Nike 50th Anniversary
Never Done Breaking Barriers
Joan Benoit Samuelson’s legacy.
From an outdated gender assumption, for the future of running.
In 1984, Joan Benoit Samuelson became the first woman to win a gold medal in an Olympic marathon. The impact of this run was a turning point for women in sports, but decades later, women are still being kept on the sidelines.
Born with spina bifida, 33-year-old Tatyana McFadden was told she could never compete. She’s now a 20-time Paralympian Games Champion and 24-time marathon winner, recently winning the 2021 Chicago Marathon.
In 2019, Caster Semenya was sidelined for her testosterone levels. She is a three-time 800-meter World Champion and continues to compete in global events.
Yulimar Rojas grew up in a large, humble family in Venezuela without training facilities.

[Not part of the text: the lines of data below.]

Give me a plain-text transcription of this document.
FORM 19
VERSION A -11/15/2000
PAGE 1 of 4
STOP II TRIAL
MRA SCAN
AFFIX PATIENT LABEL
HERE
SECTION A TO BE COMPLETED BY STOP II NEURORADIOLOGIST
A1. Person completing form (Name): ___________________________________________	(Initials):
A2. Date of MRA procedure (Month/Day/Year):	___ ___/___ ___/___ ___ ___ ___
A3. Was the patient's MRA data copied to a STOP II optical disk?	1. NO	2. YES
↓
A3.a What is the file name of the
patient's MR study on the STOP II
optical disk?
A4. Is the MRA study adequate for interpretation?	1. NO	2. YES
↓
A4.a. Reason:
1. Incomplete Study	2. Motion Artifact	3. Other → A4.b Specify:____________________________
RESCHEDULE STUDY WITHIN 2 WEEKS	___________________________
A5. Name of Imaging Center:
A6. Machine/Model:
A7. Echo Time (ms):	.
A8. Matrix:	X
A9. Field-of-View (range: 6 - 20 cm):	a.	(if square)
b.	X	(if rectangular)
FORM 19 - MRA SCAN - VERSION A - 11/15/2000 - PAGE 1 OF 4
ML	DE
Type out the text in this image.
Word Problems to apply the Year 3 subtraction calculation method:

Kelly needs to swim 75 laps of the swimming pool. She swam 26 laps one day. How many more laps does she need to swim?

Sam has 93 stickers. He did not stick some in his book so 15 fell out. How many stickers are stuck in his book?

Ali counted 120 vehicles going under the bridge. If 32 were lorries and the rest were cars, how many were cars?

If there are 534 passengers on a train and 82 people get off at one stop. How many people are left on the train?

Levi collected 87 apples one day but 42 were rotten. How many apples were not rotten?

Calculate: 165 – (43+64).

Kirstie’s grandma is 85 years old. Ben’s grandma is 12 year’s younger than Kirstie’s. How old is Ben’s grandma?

She won Olympic gold in the 2020 Games and currently holds the women’s triple jump world record.
Enough: A social film.
To tell Joan’s barrier-breaking story and to showcase the collective journey of women against gender assumptions, Nike created a 60-second film.
With Joan as the spokesperson, the film moves from her epic win over forty years ago to today, looking toward all the finish lines we have yet to reach. It highlights the barriers Joan and all women faced in the world of distance running and the obstacles female athletes like Tatyana McFadden, Yulimar Rojas and Caster Semenya are up against today.
The film was captured and edited to look like it’s one continuous race, to empathise that women everywhere are still running the race Joan Benoit Samuelson laid the foundation for.
Nike inspired runners and continued Joan’s legacy through the Breaking Barriers Challenge on the Nike Run Club app.
Runners from around the world were invited to join Joan in breaking their own barriers and to work together toward a collective distance goal of 500,000 km in seven days. In less than two days, NRC runners crushed that goal. The final count: 2,402,995 km.